Ce village japonais vise le zéro déchet

Ce village japonais vise le zéro déchet
Ce village japonais vise le zéro déchet
Par AFP /Relaxnews publié le

Pas de ramassage des ordures dans le village japonais de Kamikatsu : ses 1.500 habitants se déplacent jusqu'à la décharge publique où ils doivent trier patiemment leurs détritus en 45 catégories. Objectif final : tout recycler.

"Oui, c'est compliqué", reconnaît Naoko Yokoyama, une habitante de 39 ans, au milieu d'un dédale de conteneurs et caisses dans le centre de tri, semblable à une grande halle. "Mais depuis que j'ai emménagé ici il y a un an, je fais plus attention à l'environnement". Les catégories couvrent tout, des oreillers aux brosses à dents en passant par les bouteilles (selon le type de verre), les différents emballages, les objets en métal, etc.

Située dans les montagnes à 530 kilomètres au sud-ouest de Tokyo, la bourgade de Kamikatsu ambitionne de recycler d'ici à 2020 la totalité des déchets sans rien envoyer aux incinérateurs. Si les employés de la déchetterie sont là pour aider, cela représente un travail colossal pour les villageois qui doivent laver et sécher sacs, paquets et récipients pour en faciliter le recyclage. Il faut aussi démanteler certains objets. Là, un homme s'acharne au marteau sur l'étagère qu'il a apportée, pour en extraire les parties métalliques. Plus loin, des ouvriers du centre de tri sont affairés à couper en tranches un long tuyau de caoutchouc pour le faire tenir dans un des cageots.
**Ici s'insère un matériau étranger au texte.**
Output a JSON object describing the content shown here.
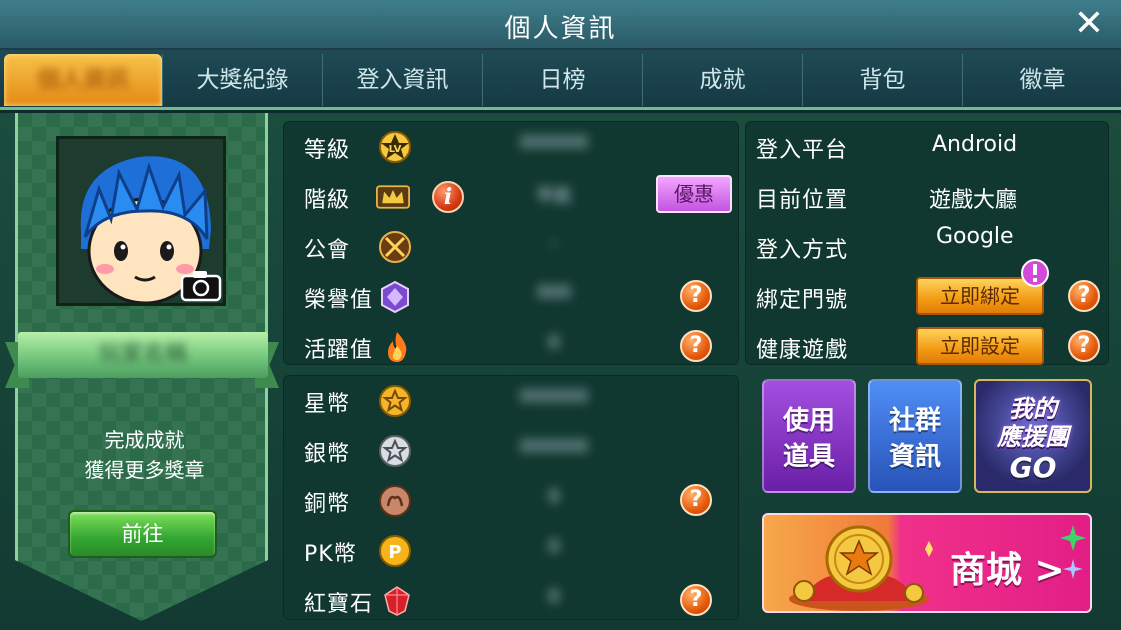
{
  "header": {
    "title": "個人資訊",
    "close_label": "✕"
  },
  "tabs": [
    {
      "label": "個人資訊",
      "active": true
    },
    {
      "label": "大獎紀錄"
    },
    {
      "label": "登入資訊"
    },
    {
      "label": "日榜"
    },
    {
      "label": "成就"
    },
    {
      "label": "背包"
    },
    {
      "label": "徽章"
    }
  ],
  "profile": {
    "name": "玩家名稱",
    "achievement_line1": "完成成就",
    "achievement_line2": "獲得更多獎章",
    "go_label": "前往"
  },
  "stats_top": [
    {
      "label": "等級",
      "value": "000000"
    },
    {
      "label": "階級",
      "value": "平民"
    },
    {
      "label": "公會",
      "value": "-"
    },
    {
      "label": "榮譽值",
      "value": "000"
    },
    {
      "label": "活躍值",
      "value": "0"
    }
  ],
  "discount_label": "優惠",
  "info_badge": "i",
  "help_label": "?",
  "stats_bottom": [
    {
      "label": "星幣",
      "value": "000000"
    },
    {
      "label": "銀幣",
      "value": "000000"
    },
    {
      "label": "銅幣",
      "value": "0"
    },
    {
      "label": "PK幣",
      "value": "0"
    },
    {
      "label": "紅寶石",
      "value": "0"
    }
  ],
  "login_info": [
    {
      "label": "登入平台",
      "value": "Android"
    },
    {
      "label": "目前位置",
      "value": "遊戲大廳"
    },
    {
      "label": "登入方式",
      "value": "Google"
    },
    {
      "label": "綁定門號",
      "button": "立即綁定"
    },
    {
      "label": "健康遊戲",
      "button": "立即設定"
    }
  ],
  "features": {
    "items_line1": "使用",
    "items_line2": "道具",
    "social_line1": "社群",
    "social_line2": "資訊",
    "cheer_line1": "我的",
    "cheer_line2": "應援團",
    "cheer_go": "GO",
    "shop_label": "商城 >"
  },
  "colors": {
    "header": "#3f7f8c",
    "tab_active": "#f39a14",
    "panel": "#113830",
    "banner_green": "#2b6b4a"
  }
}
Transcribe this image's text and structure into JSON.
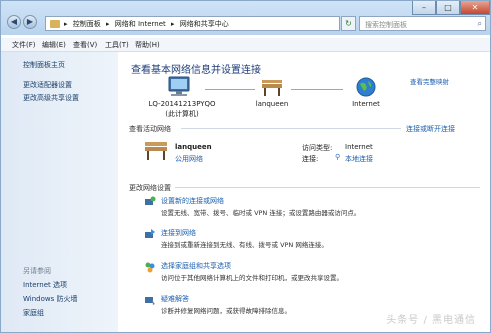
{
  "window": {
    "minimize": "–",
    "maximize": "□",
    "close": "✕"
  },
  "address": {
    "crumbs": [
      "▸",
      "控制面板",
      "▸",
      "网络和 Internet",
      "▸",
      "网络和共享中心"
    ],
    "search_placeholder": "搜索控制面板"
  },
  "menu": [
    "文件(F)",
    "编辑(E)",
    "查看(V)",
    "工具(T)",
    "帮助(H)"
  ],
  "sidebar": {
    "home": "控制面板主页",
    "items": [
      "更改适配器设置",
      "更改高级共享设置"
    ],
    "see_also_title": "另请参阅",
    "see_also": [
      "Internet 选项",
      "Windows 防火墙",
      "家庭组"
    ]
  },
  "main": {
    "title": "查看基本网络信息并设置连接",
    "full_map": "查看完整映射",
    "nodes": [
      {
        "name": "LQ-20141213PYQO",
        "sub": "(此计算机)"
      },
      {
        "name": "lanqueen",
        "sub": ""
      },
      {
        "name": "Internet",
        "sub": ""
      }
    ],
    "active_title": "查看活动网络",
    "connect_link": "连接或断开连接",
    "network": {
      "name": "lanqueen",
      "type": "公用网络",
      "access_label": "访问类型:",
      "access_value": "Internet",
      "conn_label": "连接:",
      "conn_value": "本地连接"
    },
    "change_title": "更改网络设置",
    "tasks": [
      {
        "title": "设置新的连接或网络",
        "desc": "设置无线、宽带、拨号、临时或 VPN 连接；或设置路由器或访问点。",
        "icon": "new-connection-icon"
      },
      {
        "title": "连接到网络",
        "desc": "连接到或重新连接到无线、有线、拨号或 VPN 网络连接。",
        "icon": "connect-network-icon"
      },
      {
        "title": "选择家庭组和共享选项",
        "desc": "访问位于其他网络计算机上的文件和打印机，或更改共享设置。",
        "icon": "homegroup-icon"
      },
      {
        "title": "疑难解答",
        "desc": "诊断并修复网络问题，或获得故障排除信息。",
        "icon": "troubleshoot-icon"
      }
    ],
    "watermark": "头条号 / 黑电通信"
  }
}
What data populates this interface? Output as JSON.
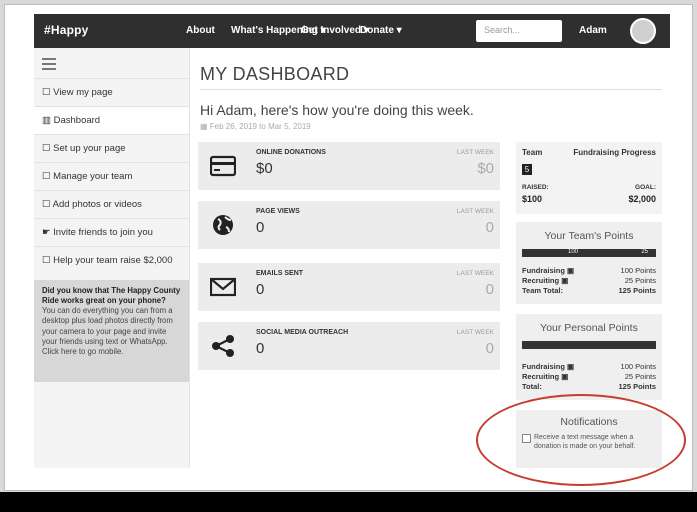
{
  "nav": {
    "brand": "#Happy",
    "links": [
      "About",
      "What's Happening ▾",
      "Get Involved ▾",
      "Donate ▾"
    ],
    "search_placeholder": "Search...",
    "user": "Adam"
  },
  "sidebar": {
    "items": [
      {
        "label": "☐ View my page"
      },
      {
        "label": "▥ Dashboard"
      },
      {
        "label": "☐ Set up your page"
      },
      {
        "label": "☐ Manage your team"
      },
      {
        "label": "☐ Add photos or videos"
      },
      {
        "label": "☛ Invite friends to join you"
      },
      {
        "label": "☐ Help your team raise $2,000"
      }
    ],
    "tip_bold": "Did you know that The Happy County Ride works great on your phone?",
    "tip_text": " You can do everything you can from a desktop plus load photos directly from your camera to your page and invite your friends using text or WhatsApp. Click here to go mobile."
  },
  "main": {
    "title": "MY DASHBOARD",
    "greeting": "Hi Adam, here's how you're doing this week.",
    "date_range": "Feb 26, 2019 to Mar 5, 2019"
  },
  "stats": [
    {
      "label": "ONLINE DONATIONS",
      "value": "$0",
      "last_week_label": "LAST WEEK",
      "last_week_value": "$0",
      "icon": "credit-card-icon"
    },
    {
      "label": "PAGE VIEWS",
      "value": "0",
      "last_week_label": "LAST WEEK",
      "last_week_value": "0",
      "icon": "globe-icon"
    },
    {
      "label": "EMAILS SENT",
      "value": "0",
      "last_week_label": "LAST WEEK",
      "last_week_value": "0",
      "icon": "envelope-icon"
    },
    {
      "label": "SOCIAL MEDIA OUTREACH",
      "value": "0",
      "last_week_label": "LAST WEEK",
      "last_week_value": "0",
      "icon": "share-icon"
    }
  ],
  "fundraising": {
    "team_label": "Team",
    "progress_label": "Fundraising Progress",
    "badge": "5",
    "raised_label": "RAISED:",
    "raised_value": "$100",
    "goal_label": "GOAL:",
    "goal_value": "$2,000"
  },
  "team_points": {
    "title": "Your Team's Points",
    "bar_left": "100",
    "bar_right": "25",
    "rows": [
      {
        "label": "Fundraising",
        "value": "100 Points"
      },
      {
        "label": "Recruiting",
        "value": "25 Points"
      },
      {
        "label": "Team Total:",
        "value": "125 Points"
      }
    ]
  },
  "personal_points": {
    "title": "Your Personal Points",
    "rows": [
      {
        "label": "Fundraising",
        "value": "100 Points"
      },
      {
        "label": "Recruiting",
        "value": "25 Points"
      },
      {
        "label": "Total:",
        "value": "125 Points"
      }
    ]
  },
  "notifications": {
    "title": "Notifications",
    "checkbox_label": "Receive a text message when a donation is made on your behalf."
  },
  "colors": {
    "nav_bg": "#2f2f2f",
    "annotation_red": "#c83c2d"
  }
}
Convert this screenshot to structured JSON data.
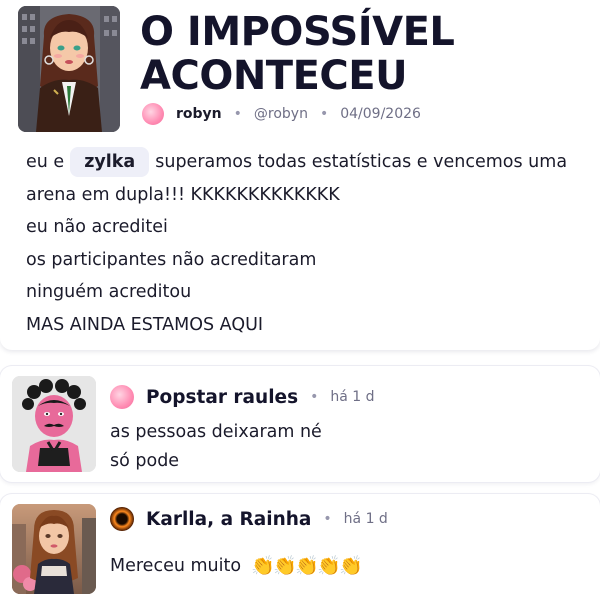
{
  "post": {
    "title": "O IMPOSSÍVEL ACONTECEU",
    "author": {
      "name": "robyn",
      "handle": "@robyn",
      "date": "04/09/2026"
    },
    "body": {
      "line1_before": "eu e",
      "mention": "zylka",
      "line1_after": "superamos todas estatísticas e vencemos uma",
      "line2": "arena em dupla!!! KKKKKKKKKKKKK",
      "line3": "eu não acreditei",
      "line4": "os participantes não acreditaram",
      "line5": "ninguém acreditou",
      "line6": "MAS AINDA ESTAMOS AQUI"
    }
  },
  "comments": [
    {
      "name": "Popstar raules",
      "time": "há 1 d",
      "lines": [
        "as pessoas deixaram né",
        "só pode"
      ],
      "badge": "pink-blob-icon"
    },
    {
      "name": "Karlla, a Rainha",
      "time": "há 1 d",
      "text": "Mereceu muito",
      "emoji": [
        "👏",
        "👏",
        "👏",
        "👏",
        "👏"
      ],
      "badge": "fire-ring-icon"
    }
  ],
  "separator": "•",
  "colors": {
    "text": "#1b1b2b",
    "muted": "#6f6f86",
    "mention_bg": "#eeeff8",
    "accent_pink": "#ff8cb3"
  }
}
Le site dispose de compresseurs de canettes et de plastique.


La Chine dit non 

Pour aider aussi, une brochure du village ornée d'une photographie bucolique et de la mention "plus beau village du Japon" présente, sur 16 doubles pages, une multitude de photographies et dessins accompagnés d'une photo du conteneur ou cageot à utiliser.



Si le Japon produit moins de déchets par habitant que la plupart des pays développés, c'est un champion du plastique jeté par tête, juste derrière les Etats-Unis. Jusqu'à récemment, l'archipel en exportait une partie, en particulier vers la Chine, mais Pékin ne veut plus du plastique nippon, et celui-ci s'accumule.

Les habitants de Kamikatsu ne se font pas d'illusions. "Cela fonctionne parce que nous ne sommes que 1.500", dit Mme Yokoyama, originaire de Kyoto.

Mode de vie plastique

"Bien sûr, c'est pratique de se contenter d'incinérer", dit à l'AFP Saeko Takahashi en lavant des cartons de lait et en ficelant ses journaux. "Mais il vaut mieux recycler, quel gâchis sinon". Elle utilise un bac à compost pour les restes de viande et de poisson, et jette directement les épluchures de fruits et légumes dans son jardin. "Les aliments durent plus longtemps sous plastique mais il est inutile d'en multiplier les couches", s'insurge-t-elle.

Kazuyuki Kiyohara, 38 ans, gérant de la déchetterie, constate que cette matière représente la majorité des arrivages et que sa consommation a peu diminué.

"Notre mode de vie dépend du plastique", dit-il. "Les consommateurs peuvent dans une certaine mesure réduire le rebut mais nous en aurons toujours tant que les fabricants produiront des objets en plastique".

Boîtes de déjeuner jetables utilisées massivement, bananes ou tomates emballées sous plastique, sacs, cuillères ou pailles distribués sans compter: le Japon est loin d'en avoir fini avec ce matériau.

En 2018, le gouvernement a cependant dévoilé un objectif de réduction d'un quart d'ici à 2030 de sa production annuelle de déchets plastiques, qui était de 9,4 millions de tonnes. Des entreprises privées prennent des initiatives mais selon un calendrier qui apparaît très en retard par rapport aux dispositions déjà adoptées dans d'autres pays, afin de ne pas perturber trop brusquement les fournisseurs et clients. "Nous ne devrions pas nous concentrer uniquement sur les déchets", dit Mme Suga: "Il faut des politiques qui limitent leur production."